Mining that latent sense that the world’s out to get us, Plemons performs Teddy as a person who’s been capable of hone his desperation into willpower. Working with Lanthimos and Stone on final 12 months’s Sorts of Kindness—an anthology movie the place actors play three totally different characters throughout three segments—Plemons is at house in Lanthimos’s simmering, exquisitely bodily ambiance. In Bugonia, when he rides a motorbike—dressed just like the concurrently wan and greasy ghost of Kurt Cobain—Jerskin Fendrix’s excessively orchestral rating virtually lights up the display. The depth of Plemons’ power, simply him pumping his legs and grimacing, is liable to separate the body in two.
Equally, Stone appears to know precisely learn how to bend her physique into the odd shapes that reside in Yorgos Lanthimos’s head. Bugonia is her fourth movie with the director, and he or she’s transcended any reservations she might presumably have about the way in which he conceives of the human physique on movie.
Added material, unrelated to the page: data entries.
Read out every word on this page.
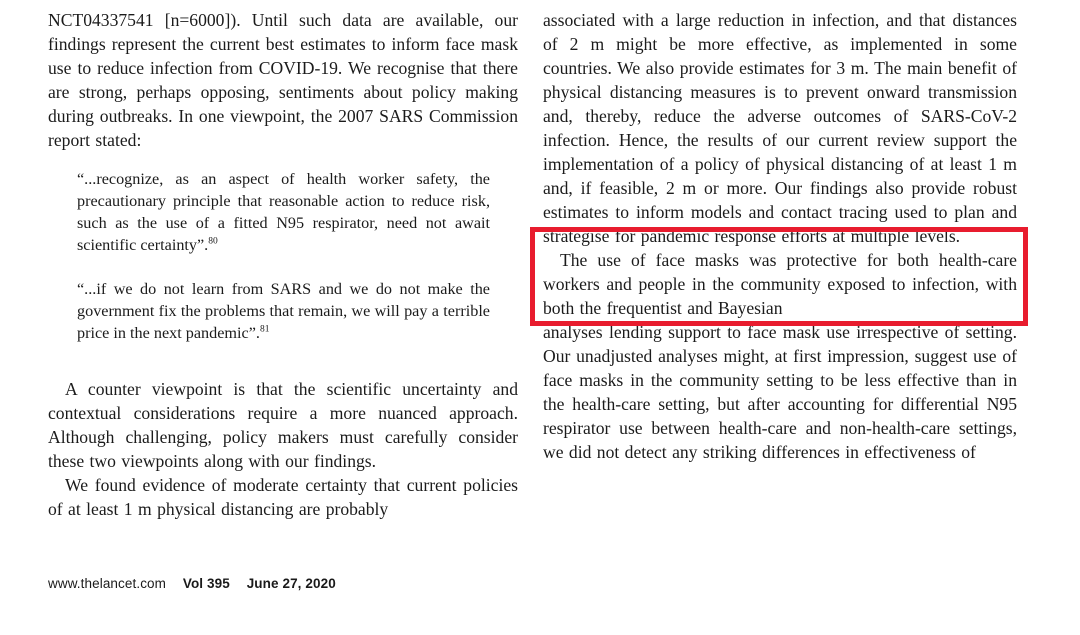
NCT04337541 [n=6000]). Until such data are available, our findings represent the current best estimates to inform face mask use to reduce infection from COVID-19. We recognise that there are strong, perhaps opposing, sentiments about policy making during outbreaks. In one viewpoint, the 2007 SARS Commission report stated:

“...recognize, as an aspect of health worker safety, the precautionary principle that reasonable action to reduce risk, such as the use of a fitted N95 respirator, need not await scientific certainty”.$^{80}$

“...if we do not learn from SARS and we do not make the government fix the problems that remain, we will pay a terrible price in the next pandemic”.$^{81}$

A counter viewpoint is that the scientific uncertainty and contextual considerations require a more nuanced approach. Although challenging, policy makers must carefully consider these two viewpoints along with our findings.

We found evidence of moderate certainty that current policies of at least 1 m physical distancing are probably

associated with a large reduction in infection, and that distances of 2 m might be more effective, as implemented in some countries. We also provide estimates for 3 m. The main benefit of physical distancing measures is to prevent onward transmission and, thereby, reduce the adverse outcomes of SARS-CoV-2 infection. Hence, the results of our current review support the implementation of a policy of physical distancing of at least 1 m and, if feasible, 2 m or more. Our findings also provide robust estimates to inform models and contact tracing used to plan and strategise for pandemic response efforts at multiple levels.

The use of face masks was protective for both health-care workers and people in the community exposed to infection, with both the frequentist and Bayesian

analyses lending support to face mask use irrespective of setting. Our unadjusted analyses might, at first impression, suggest use of face masks in the community setting to be less effective than in the health-care setting, but after accounting for differential N95 respirator use between health-care and non-health-care settings, we did not detect any striking differences in effectiveness of

www.thelancet.com Vol 395 June 27, 2020
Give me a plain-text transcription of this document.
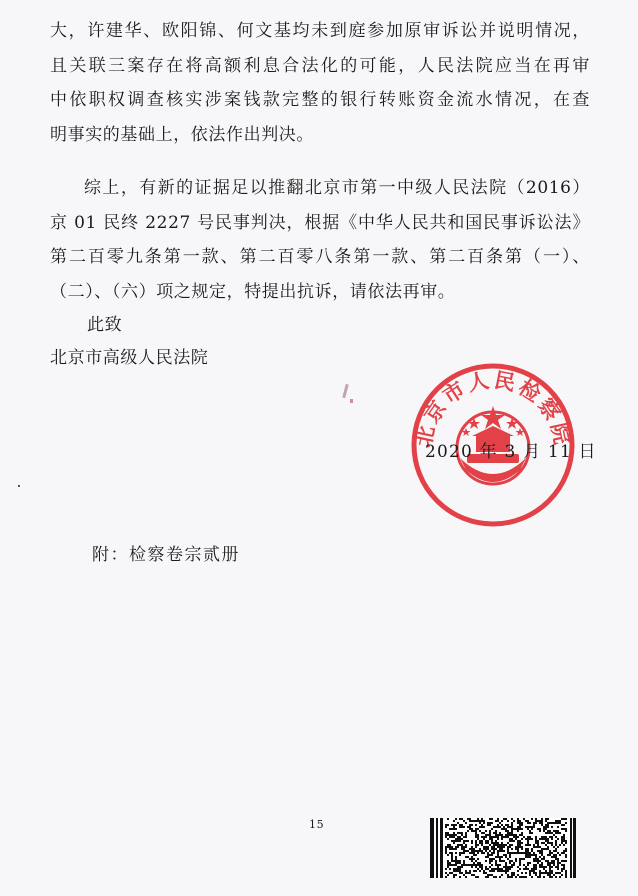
大，许建华、欧阳锦、何文基均未到庭参加原审诉讼并说明情况，
且关联三案存在将高额利息合法化的可能，人民法院应当在再审
中依职权调查核实涉案钱款完整的银行转账资金流水情况，在查
明事实的基础上，依法作出判决。
综上，有新的证据足以推翻北京市第一中级人民法院（2016）
京 01 民终 2227 号民事判决，根据《中华人民共和国民事诉讼法》
第二百零九条第一款、第二百零八条第一款、第二百条第（一）、
（二）、（六）项之规定，特提出抗诉，请依法再审。
此致
北京市高级人民法院
北京市人民检察院
2020 年 3 月 11 日
附：检察卷宗贰册
15
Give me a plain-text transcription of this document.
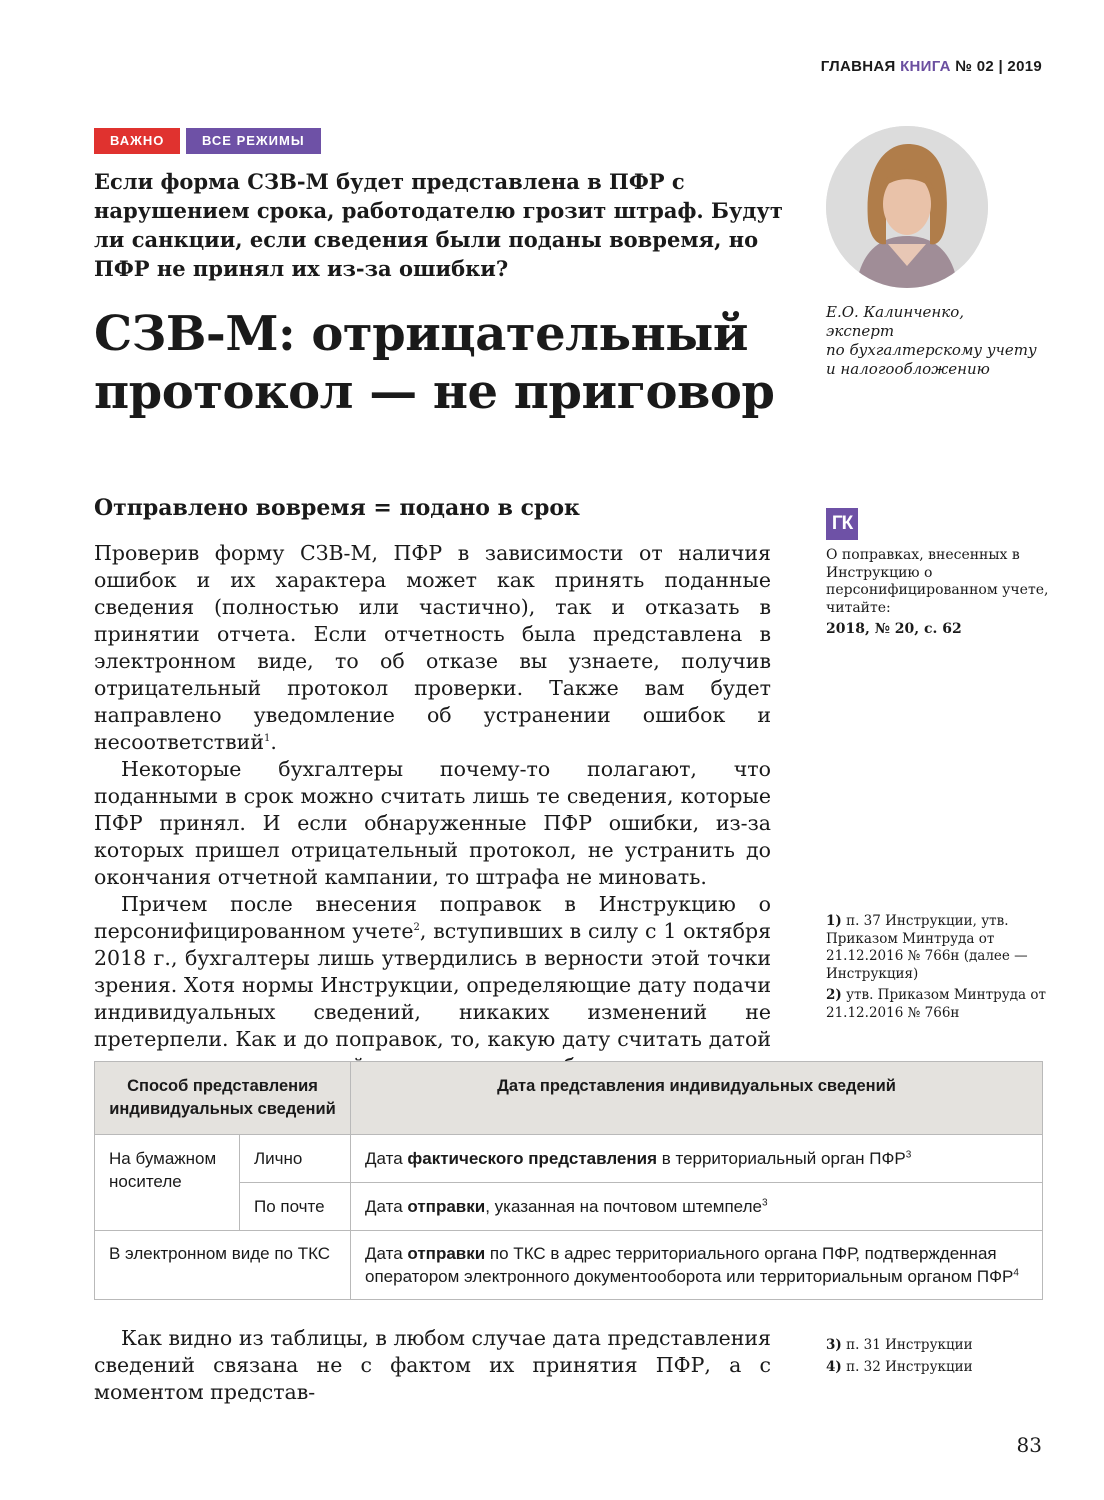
ГЛАВНАЯ КНИГА № 02 | 2019
ВАЖНО	ВСЕ РЕЖИМЫ
Если форма СЗВ-М будет представлена в ПФР с нарушением срока, работодателю грозит штраф. Будут ли санкции, если сведения были поданы вовремя, но ПФР не принял их из-за ошибки?
СЗВ-М: отрицательный
протокол — не приговор
Е.О. Калинченко,
эксперт
по бухгалтерскому учету
и налогообложению
Отправлено вовремя = подано в срок

Проверив форму СЗВ-М, ПФР в зависимости от наличия ошибок и их характера может как принять поданные сведения (полностью или частично), так и отказать в принятии отчета. Если отчетность была представлена в электронном виде, то об отказе вы узнаете, получив отрицательный протокол проверки. Также вам будет направлено уведомление об устранении ошибок и несоответствий$^1$.

Некоторые бухгалтеры почему-то полагают, что поданными в срок можно считать лишь те сведения, которые ПФР принял. И если обнаруженные ПФР ошибки, из-за которых пришел отрицательный протокол, не устранить до окончания отчетной кампании, то штрафа не миновать.

Причем после внесения поправок в Инструкцию о персонифицированном учете$^2$, вступивших в силу с 1 октября 2018 г., бухгалтеры лишь утвердились в верности этой точки зрения. Хотя нормы Инструкции, определяющие дату подачи индивидуальных сведений, никаких изменений не претерпели. Как и до поправок, то, какую дату считать датой

ГК
О поправках, внесенных в Инструкцию о персонифицированном учете, читайте:
2018, № 20, с. 62
1) п. 37 Инструкции, утв. Приказом Минтруда от 21.12.2016 № 766н (далее — Инструкция)
2) утв. Приказом Минтруда от 21.12.2016 № 766н
Способ представления индивидуальных сведений		Дата представления индивидуальных сведений
На бумажном носителе	Лично	Дата фактического представления в территориальный орган ПФР$^3$
	По почте	Дата отправки, указанная на почтовом штемпеле$^3$
В электронном виде по ТКС		Дата отправки по ТКС в адрес территориального органа ПФР, подтвержденная оператором электронного документооборота или территориальным органом ПФР$^4$

Как видно из таблицы, в любом случае дата представления сведений связана не с фактом их принятия ПФР, а с моментом представ-

3) п. 31 Инструкции
4) п. 32 Инструкции
83
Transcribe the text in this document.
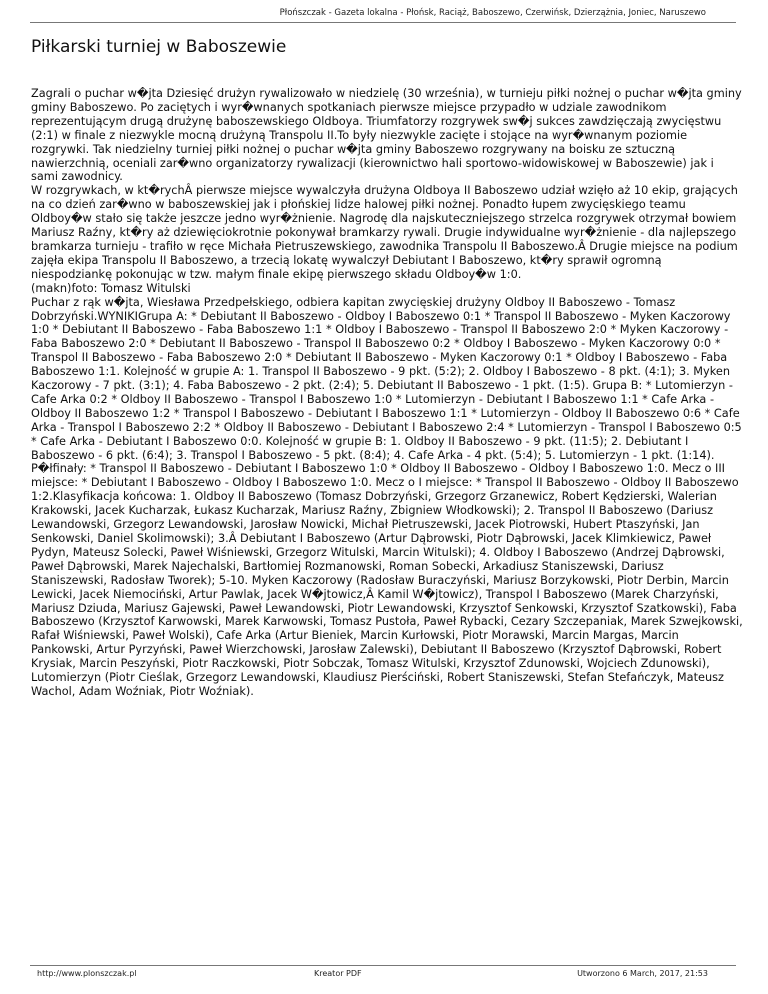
Płońszczak - Gazeta lokalna - Płońsk, Raciąż, Baboszewo, Czerwińsk, Dzierzążnia, Joniec, Naruszewo
Piłkarski turniej w Baboszewie

Zagrali o puchar w�jta Dziesięć drużyn rywalizowało w niedzielę (30 września), w turnieju piłki nożnej o puchar w�jta gminy gminy Baboszewo. Po zaciętych i wyr�wnanych spotkaniach pierwsze miejsce przypadło w udziale zawodnikom reprezentującym drugą drużynę baboszewskiego Oldboya. Triumfatorzy rozgrywek sw�j sukces zawdzięczają zwycięstwu (2:1) w finale z niezwykle mocną drużyną Transpolu II.To były niezwykle zacięte i stojące na wyr�wnanym poziomie rozgrywki. Tak niedzielny turniej piłki nożnej o puchar w�jta gminy Baboszewo rozgrywany na boisku ze sztuczną nawierzchnią, oceniali zar�wno organizatorzy rywalizacji (kierownictwo hali sportowo-widowiskowej w Baboszewie) jak i sami zawodnicy.

W rozgrywkach, w kt�rychÂ pierwsze miejsce wywalczyła drużyna Oldboya II Baboszewo udział wzięło aż 10 ekip, grających na co dzień zar�wno w baboszewskiej jak i płońskiej lidze halowej piłki nożnej. Ponadto łupem zwycięskiego teamu Oldboy�w stało się także jeszcze jedno wyr�żnienie. Nagrodę dla najskuteczniejszego strzelca rozgrywek otrzymał bowiem Mariusz Raźny, kt�ry aż dziewięciokrotnie pokonywał bramkarzy rywali. Drugie indywidualne wyr�żnienie - dla najlepszego bramkarza turnieju - trafiło w ręce Michała Pietruszewskiego, zawodnika Transpolu II Baboszewo.Â Drugie miejsce na podium zajęła ekipa Transpolu II Baboszewo, a trzecią lokatę wywalczył Debiutant I Baboszewo, kt�ry sprawił ogromną niespodziankę pokonując w tzw. małym finale ekipę pierwszego składu Oldboy�w 1:0.

(makn)foto: Tomasz Witulski

Puchar z rąk w�jta, Wiesława Przedpełskiego, odbiera kapitan zwycięskiej drużyny Oldboy II Baboszewo - Tomasz Dobrzyński.WYNIKIGrupa A: * Debiutant II Baboszewo - Oldboy I Baboszewo 0:1 * Transpol II Baboszewo - Myken Kaczorowy 1:0 * Debiutant II Baboszewo - Faba Baboszewo 1:1 * Oldboy I Baboszewo - Transpol II Baboszewo 2:0 * Myken Kaczorowy - Faba Baboszewo 2:0 * Debiutant II Baboszewo - Transpol II Baboszewo 0:2 * Oldboy I Baboszewo - Myken Kaczorowy 0:0 * Transpol II Baboszewo - Faba Baboszewo 2:0 * Debiutant II Baboszewo - Myken Kaczorowy 0:1 * Oldboy I Baboszewo - Faba Baboszewo 1:1. Kolejność w grupie A: 1. Transpol II Baboszewo - 9 pkt. (5:2); 2. Oldboy I Baboszewo - 8 pkt. (4:1); 3. Myken Kaczorowy - 7 pkt. (3:1); 4. Faba Baboszewo - 2 pkt. (2:4); 5. Debiutant II Baboszewo - 1 pkt. (1:5). Grupa B: * Lutomierzyn - Cafe Arka 0:2 * Oldboy II Baboszewo - Transpol I Baboszewo 1:0 * Lutomierzyn - Debiutant I Baboszewo 1:1 * Cafe Arka - Oldboy II Baboszewo 1:2 * Transpol I Baboszewo - Debiutant I Baboszewo 1:1 * Lutomierzyn - Oldboy II Baboszewo 0:6 * Cafe Arka - Transpol I Baboszewo 2:2 * Oldboy II Baboszewo - Debiutant I Baboszewo 2:4 * Lutomierzyn - Transpol I Baboszewo 0:5 * Cafe Arka - Debiutant I Baboszewo 0:0. Kolejność w grupie B: 1. Oldboy II Baboszewo - 9 pkt. (11:5); 2. Debiutant I Baboszewo - 6 pkt. (6:4); 3. Transpol I Baboszewo - 5 pkt. (8:4); 4. Cafe Arka - 4 pkt. (5:4); 5. Lutomierzyn - 1 pkt. (1:14). P�łfinały: * Transpol II Baboszewo - Debiutant I Baboszewo 1:0 * Oldboy II Baboszewo - Oldboy I Baboszewo 1:0. Mecz o III miejsce: * Debiutant I Baboszewo - Oldboy I Baboszewo 1:0. Mecz o I miejsce: * Transpol II Baboszewo - Oldboy II Baboszewo 1:2.Klasyfikacja końcowa: 1. Oldboy II Baboszewo (Tomasz Dobrzyński, Grzegorz Grzanewicz, Robert Kędzierski, Walerian Krakowski, Jacek Kucharzak, Łukasz Kucharzak, Mariusz Raźny, Zbigniew Włodkowski); 2. Transpol II Baboszewo (Dariusz Lewandowski, Grzegorz Lewandowski, Jarosław Nowicki, Michał Pietruszewski, Jacek Piotrowski, Hubert Ptaszyński, Jan Senkowski, Daniel Skolimowski); 3.Â Debiutant I Baboszewo (Artur Dąbrowski, Piotr Dąbrowski, Jacek Klimkiewicz, Paweł Pydyn, Mateusz Solecki, Paweł Wiśniewski, Grzegorz Witulski, Marcin Witulski); 4. Oldboy I Baboszewo (Andrzej Dąbrowski, Paweł Dąbrowski, Marek Najechalski, Bartłomiej Rozmanowski, Roman Sobecki, Arkadiusz Staniszewski, Dariusz Staniszewski, Radosław Tworek); 5-10. Myken Kaczorowy (Radosław Buraczyński, Mariusz Borzykowski, Piotr Derbin, Marcin Lewicki, Jacek Niemociński, Artur Pawlak, Jacek W�jtowicz,Â Kamil W�jtowicz), Transpol I Baboszewo (Marek Charzyński, Mariusz Dziuda, Mariusz Gajewski, Paweł Lewandowski, Piotr Lewandowski, Krzysztof Senkowski, Krzysztof Szatkowski), Faba Baboszewo (Krzysztof Karwowski, Marek Karwowski, Tomasz Pustoła, Paweł Rybacki, Cezary Szczepaniak, Marek Szwejkowski, Rafał Wiśniewski, Paweł Wolski), Cafe Arka (Artur Bieniek, Marcin Kurłowski, Piotr Morawski, Marcin Margas, Marcin Pankowski, Artur Pyrzyński, Paweł Wierzchowski, Jarosław Zalewski), Debiutant II Baboszewo (Krzysztof Dąbrowski, Robert Krysiak, Marcin Peszyński, Piotr Raczkowski, Piotr Sobczak, Tomasz Witulski, Krzysztof Zdunowski, Wojciech Zdunowski), Lutomierzyn (Piotr Cieślak, Grzegorz Lewandowski, Klaudiusz Pierściński, Robert Staniszewski, Stefan Stefańczyk, Mateusz Wachol, Adam Woźniak, Piotr Woźniak).

http://www.plonszczak.pl	Kreator PDF	Utworzono 6 March, 2017, 21:53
She spends a lot of Bugonia bald and lathered in bone-white antihistamine cream, resembling Klaus Kinski’s Dracula however much less suffering from centuries of loneliness. “I’ve grow to be the human being I by no means dreamed I’d grow to be,” she says, summing up her director’s whole filmography, and perhaps even his life.
Stone stays fearless as an actor, and Plemons matches her with a scarcity of inhibitions—their whiplash dynamic excellent for when the movie takes wobblier swings towards some grotesque slapstick. As they plead, bicker, debate, somersault over, and gnash at each other, the reality of what’s occurring—the identities of the individuals on display, the capabilities of their our bodies—begins to unglue. Something might occur; nobody is secure.
Although cinematographer Robbie Ryan, who’s been with Lanthimos since The Favorite (2018), retains the director from indulging his extra complicated quirks—no flagrant fisheye lenses and/or stubbornly chopping off key elements of the human physique when composing pictures—Bugonia is as viscerally upsetting as Dogtooth and as bitterly tactile as The Killing of a Sacred Deer (2017). If that is the director at his most accessible, then his most accessible remains to be him rawdogging weirdness, wielding Inexperienced Day’s “Basket Case” with malice.
However what perhaps makes Bugonia really accessible, at the very least in comparison with the status of its director, is that Lanthimos has been capable of take his mistrust for the human physique and amplify it right into a pressure of nervous however thrilling cinematic anxiousness. The man’s unusual and unsettling power has by no means been a lot enjoyable.
Bugonia opens in huge launch on Fri Oct 31, 120 minutes, rated R.